When it comes to managing contracts with suppliers, scheduling agreements are an essential tool for businesses. A scheduling agreement is a long term agreement between a buyer and supplier, which helps them to streamline their procurement process by setting up a framework for orders and deliveries. In this article, we will take a closer look at what scheduling agreements are, how they work, and some of the options available when working with them.

What is a Scheduling Agreement?

A scheduling agreement is a contract between two parties, where a buyer agrees to purchase goods or services from a supplier at specific intervals. The supplier agrees to deliver the goods or services as per the schedule outlined in the contract. The agreement may detail the quantity, price, and delivery time of the products or services.
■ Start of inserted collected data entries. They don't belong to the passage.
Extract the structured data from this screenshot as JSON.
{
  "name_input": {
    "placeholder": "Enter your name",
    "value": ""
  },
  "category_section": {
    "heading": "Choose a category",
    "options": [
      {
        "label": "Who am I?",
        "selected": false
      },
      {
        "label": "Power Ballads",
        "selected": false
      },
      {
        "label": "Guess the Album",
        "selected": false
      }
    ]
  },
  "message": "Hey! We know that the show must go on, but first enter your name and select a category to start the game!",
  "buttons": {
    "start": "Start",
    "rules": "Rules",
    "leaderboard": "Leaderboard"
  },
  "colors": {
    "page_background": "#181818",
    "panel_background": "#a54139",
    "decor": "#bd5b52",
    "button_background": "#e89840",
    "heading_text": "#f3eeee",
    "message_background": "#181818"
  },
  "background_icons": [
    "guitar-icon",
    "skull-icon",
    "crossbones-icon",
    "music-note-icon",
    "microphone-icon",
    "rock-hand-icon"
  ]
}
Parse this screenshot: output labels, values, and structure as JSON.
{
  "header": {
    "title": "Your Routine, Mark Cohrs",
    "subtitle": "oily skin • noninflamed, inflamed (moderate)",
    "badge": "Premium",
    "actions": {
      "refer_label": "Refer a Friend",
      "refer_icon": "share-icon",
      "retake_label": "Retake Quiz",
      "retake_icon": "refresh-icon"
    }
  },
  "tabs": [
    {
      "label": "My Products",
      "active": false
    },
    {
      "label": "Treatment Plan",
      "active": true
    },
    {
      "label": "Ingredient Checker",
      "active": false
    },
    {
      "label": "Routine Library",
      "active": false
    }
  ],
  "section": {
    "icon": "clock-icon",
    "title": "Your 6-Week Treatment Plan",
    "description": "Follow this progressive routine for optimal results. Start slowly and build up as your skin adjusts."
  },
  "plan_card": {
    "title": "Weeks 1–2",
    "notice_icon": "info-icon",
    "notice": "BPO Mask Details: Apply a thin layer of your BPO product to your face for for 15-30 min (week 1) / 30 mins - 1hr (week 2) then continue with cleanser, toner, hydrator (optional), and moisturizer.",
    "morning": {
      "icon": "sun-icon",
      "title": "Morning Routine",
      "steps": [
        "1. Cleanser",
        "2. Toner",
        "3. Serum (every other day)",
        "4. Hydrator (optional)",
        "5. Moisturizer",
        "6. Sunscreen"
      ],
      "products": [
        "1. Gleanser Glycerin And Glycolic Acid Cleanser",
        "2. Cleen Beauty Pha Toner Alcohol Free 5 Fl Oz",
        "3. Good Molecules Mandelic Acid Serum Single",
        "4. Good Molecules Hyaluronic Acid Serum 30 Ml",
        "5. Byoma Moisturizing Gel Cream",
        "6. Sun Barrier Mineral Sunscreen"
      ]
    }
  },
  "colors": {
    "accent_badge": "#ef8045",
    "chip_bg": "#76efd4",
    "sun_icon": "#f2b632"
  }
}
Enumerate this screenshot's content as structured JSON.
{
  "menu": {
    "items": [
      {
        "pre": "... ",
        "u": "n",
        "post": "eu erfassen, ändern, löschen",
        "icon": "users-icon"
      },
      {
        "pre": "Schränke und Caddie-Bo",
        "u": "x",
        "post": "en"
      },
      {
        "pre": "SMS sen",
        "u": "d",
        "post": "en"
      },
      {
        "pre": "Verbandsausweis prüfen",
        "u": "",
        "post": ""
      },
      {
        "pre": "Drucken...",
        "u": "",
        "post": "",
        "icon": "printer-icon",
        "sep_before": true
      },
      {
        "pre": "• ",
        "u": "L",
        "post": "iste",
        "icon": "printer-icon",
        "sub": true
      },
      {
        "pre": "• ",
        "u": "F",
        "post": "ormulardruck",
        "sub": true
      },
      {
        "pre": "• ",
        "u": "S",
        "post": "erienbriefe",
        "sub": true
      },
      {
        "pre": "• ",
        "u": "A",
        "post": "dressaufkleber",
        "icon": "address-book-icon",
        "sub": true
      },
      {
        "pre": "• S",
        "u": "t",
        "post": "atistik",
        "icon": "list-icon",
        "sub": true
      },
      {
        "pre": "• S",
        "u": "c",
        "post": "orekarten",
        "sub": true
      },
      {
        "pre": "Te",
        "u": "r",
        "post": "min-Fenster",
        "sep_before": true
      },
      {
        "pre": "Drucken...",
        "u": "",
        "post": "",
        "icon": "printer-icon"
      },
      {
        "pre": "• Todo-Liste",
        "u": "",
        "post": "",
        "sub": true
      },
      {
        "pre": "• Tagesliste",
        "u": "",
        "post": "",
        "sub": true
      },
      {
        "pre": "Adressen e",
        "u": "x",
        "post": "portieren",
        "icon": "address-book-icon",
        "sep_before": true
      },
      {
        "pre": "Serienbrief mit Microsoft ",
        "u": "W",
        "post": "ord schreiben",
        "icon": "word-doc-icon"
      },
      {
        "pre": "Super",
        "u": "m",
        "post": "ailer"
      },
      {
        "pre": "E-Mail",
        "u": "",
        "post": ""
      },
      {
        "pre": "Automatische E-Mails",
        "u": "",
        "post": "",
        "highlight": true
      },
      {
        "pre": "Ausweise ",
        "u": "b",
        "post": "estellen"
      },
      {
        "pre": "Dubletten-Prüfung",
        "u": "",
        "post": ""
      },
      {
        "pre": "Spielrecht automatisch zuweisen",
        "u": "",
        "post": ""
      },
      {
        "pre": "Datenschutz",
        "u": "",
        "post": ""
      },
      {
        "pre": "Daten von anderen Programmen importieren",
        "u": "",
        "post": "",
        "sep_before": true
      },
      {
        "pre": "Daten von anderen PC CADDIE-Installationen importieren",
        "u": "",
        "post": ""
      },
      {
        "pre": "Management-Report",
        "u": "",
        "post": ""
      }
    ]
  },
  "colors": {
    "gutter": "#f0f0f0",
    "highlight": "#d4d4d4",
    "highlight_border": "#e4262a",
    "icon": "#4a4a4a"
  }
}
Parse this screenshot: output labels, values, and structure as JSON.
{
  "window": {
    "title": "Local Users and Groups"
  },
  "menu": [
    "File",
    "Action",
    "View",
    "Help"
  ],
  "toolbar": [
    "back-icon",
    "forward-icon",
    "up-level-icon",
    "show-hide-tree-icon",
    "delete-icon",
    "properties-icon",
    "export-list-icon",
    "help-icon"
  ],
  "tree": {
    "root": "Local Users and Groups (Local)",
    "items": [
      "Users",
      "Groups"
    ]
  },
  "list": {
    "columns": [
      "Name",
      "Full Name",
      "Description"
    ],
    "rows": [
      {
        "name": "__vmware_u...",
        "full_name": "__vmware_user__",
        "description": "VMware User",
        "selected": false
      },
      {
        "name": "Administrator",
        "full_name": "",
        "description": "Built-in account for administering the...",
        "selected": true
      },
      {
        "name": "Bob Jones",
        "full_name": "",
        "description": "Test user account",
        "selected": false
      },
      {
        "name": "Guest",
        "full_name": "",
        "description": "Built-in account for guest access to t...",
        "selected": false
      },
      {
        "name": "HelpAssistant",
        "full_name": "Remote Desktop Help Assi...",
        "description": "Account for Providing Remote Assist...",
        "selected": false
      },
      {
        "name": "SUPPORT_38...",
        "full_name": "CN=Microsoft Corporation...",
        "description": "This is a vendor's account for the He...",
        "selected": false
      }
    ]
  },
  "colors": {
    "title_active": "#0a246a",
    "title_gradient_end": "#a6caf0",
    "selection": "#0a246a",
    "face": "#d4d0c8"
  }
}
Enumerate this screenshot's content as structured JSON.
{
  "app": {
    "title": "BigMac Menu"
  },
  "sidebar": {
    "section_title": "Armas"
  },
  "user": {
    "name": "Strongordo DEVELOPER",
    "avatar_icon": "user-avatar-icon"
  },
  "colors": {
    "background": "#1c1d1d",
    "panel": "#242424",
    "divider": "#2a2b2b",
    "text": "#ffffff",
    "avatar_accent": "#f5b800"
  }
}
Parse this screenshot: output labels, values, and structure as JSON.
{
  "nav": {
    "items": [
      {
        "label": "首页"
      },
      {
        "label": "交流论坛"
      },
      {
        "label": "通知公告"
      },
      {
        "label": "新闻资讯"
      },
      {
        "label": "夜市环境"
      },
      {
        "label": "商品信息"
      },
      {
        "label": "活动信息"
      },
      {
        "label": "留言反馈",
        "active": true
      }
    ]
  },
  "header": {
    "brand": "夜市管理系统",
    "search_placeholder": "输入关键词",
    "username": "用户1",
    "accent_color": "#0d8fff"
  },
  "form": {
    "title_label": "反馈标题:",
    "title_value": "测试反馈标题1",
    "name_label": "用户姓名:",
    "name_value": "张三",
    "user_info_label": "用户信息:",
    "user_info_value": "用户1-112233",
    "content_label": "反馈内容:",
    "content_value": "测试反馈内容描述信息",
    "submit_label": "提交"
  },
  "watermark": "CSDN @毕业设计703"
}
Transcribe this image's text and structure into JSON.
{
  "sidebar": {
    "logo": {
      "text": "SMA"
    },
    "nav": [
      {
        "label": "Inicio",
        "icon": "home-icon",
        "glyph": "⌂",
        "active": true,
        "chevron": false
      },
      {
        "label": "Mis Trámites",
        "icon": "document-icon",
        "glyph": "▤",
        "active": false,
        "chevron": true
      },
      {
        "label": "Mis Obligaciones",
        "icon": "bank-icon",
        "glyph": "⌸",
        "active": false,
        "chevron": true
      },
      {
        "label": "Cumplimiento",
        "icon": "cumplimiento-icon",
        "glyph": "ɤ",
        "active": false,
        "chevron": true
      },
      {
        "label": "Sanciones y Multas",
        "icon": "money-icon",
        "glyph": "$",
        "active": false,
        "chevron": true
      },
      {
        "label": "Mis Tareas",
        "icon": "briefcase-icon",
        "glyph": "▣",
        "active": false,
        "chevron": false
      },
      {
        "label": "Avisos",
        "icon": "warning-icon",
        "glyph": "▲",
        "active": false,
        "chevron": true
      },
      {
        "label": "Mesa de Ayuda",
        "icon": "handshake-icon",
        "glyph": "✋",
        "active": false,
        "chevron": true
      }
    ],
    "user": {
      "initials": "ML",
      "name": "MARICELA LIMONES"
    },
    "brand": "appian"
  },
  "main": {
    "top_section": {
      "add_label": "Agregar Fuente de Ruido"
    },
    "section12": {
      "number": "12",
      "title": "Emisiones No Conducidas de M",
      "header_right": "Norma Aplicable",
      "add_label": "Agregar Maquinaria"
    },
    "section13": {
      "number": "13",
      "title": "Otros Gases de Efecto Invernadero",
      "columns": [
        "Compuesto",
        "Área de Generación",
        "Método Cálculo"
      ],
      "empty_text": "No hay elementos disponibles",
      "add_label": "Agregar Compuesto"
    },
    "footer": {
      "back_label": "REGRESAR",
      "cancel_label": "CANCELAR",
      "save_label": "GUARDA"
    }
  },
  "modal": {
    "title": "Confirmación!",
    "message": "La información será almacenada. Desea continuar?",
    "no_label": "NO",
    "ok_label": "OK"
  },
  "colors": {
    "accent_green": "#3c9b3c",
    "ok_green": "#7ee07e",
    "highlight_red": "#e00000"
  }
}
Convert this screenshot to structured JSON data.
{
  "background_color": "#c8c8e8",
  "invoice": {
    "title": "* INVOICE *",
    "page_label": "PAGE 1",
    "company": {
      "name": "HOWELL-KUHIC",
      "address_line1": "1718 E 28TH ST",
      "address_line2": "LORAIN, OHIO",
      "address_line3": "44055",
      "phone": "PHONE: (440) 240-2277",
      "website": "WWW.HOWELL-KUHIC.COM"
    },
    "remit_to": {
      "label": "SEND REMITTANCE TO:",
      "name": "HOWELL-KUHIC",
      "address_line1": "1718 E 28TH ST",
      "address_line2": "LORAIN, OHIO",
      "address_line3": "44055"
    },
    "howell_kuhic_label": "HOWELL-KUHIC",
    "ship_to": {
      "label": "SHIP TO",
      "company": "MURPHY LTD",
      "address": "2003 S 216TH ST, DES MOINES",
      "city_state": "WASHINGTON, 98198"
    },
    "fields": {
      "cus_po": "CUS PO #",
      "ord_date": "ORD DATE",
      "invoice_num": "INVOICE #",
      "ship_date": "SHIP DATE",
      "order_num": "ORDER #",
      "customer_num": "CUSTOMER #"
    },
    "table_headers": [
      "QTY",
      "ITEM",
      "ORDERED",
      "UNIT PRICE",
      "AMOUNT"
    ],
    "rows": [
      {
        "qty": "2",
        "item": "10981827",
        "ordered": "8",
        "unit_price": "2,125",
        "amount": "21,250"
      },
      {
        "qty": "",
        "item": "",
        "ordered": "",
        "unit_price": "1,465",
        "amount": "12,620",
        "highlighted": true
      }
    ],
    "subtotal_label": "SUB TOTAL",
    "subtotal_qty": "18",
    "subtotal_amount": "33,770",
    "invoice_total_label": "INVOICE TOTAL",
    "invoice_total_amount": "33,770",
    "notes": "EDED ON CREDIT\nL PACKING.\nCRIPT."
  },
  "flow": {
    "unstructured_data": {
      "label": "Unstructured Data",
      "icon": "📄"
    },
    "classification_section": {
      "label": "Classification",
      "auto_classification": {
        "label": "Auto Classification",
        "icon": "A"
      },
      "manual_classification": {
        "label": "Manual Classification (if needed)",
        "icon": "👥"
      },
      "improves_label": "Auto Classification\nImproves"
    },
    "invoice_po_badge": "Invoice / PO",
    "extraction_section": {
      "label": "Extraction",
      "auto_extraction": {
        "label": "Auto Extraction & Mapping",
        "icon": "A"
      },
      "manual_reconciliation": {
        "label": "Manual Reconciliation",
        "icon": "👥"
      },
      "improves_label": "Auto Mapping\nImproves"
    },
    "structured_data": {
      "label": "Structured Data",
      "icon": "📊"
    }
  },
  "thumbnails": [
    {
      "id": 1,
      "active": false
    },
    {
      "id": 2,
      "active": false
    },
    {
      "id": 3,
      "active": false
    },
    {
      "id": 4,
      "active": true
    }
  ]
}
How do Scheduling Agreements Work?

Scheduling agreements are typically used in procurement to ensure that the buyer receives the products or services they need on a regular basis. The buyer and supplier will negotiate the terms of the agreement, including the desired delivery dates, order quantities, and pricing. Once the agreement is in place, the buyer will issue purchase orders to the supplier as per the terms of the agreement.

Options for Working with Scheduling Agreements

There are several options available when working with scheduling agreements. These options allow buyers and suppliers to customize their agreements to meet their specific needs.

1. Blanket Purchase Order

A blanket purchase order is a type of scheduling agreement that allows the buyer to purchase items from the supplier at a predetermined price. The buyer will issue purchase orders to the supplier as needed, up to a specific amount or quantity.

2. Forecast Schedule

A forecast schedule is a scheduling agreement that is based on estimated future demand. The buyer will provide the supplier with a forecast of their expected demand for a particular period of time. The supplier will then plan their production and delivery schedules accordingly.

3. Just-in-Time Schedule

A Just-in-Time (JIT) schedule is a scheduling agreement that requires the supplier to deliver goods or services just in time for the buyer to use them. JIT schedules are typically used in manufacturing environments where inventory levels are tightly controlled.

4. Fixed Delivery Schedule

A fixed delivery schedule is a scheduling agreement where the supplier agrees to deliver goods or services on specific dates, regardless of the buyer`s demand. This type of agreement is typically used when the buyer has a steady demand for a particular product or service.

Conclusion

Scheduling agreements are an essential tool for businesses that want to streamline their procurement process. By using a scheduling agreement, buyers and suppliers can work together to ensure that goods or services are delivered on time and at a predetermined price. Understanding the different options available can help businesses customize their agreements to meet their specific needs.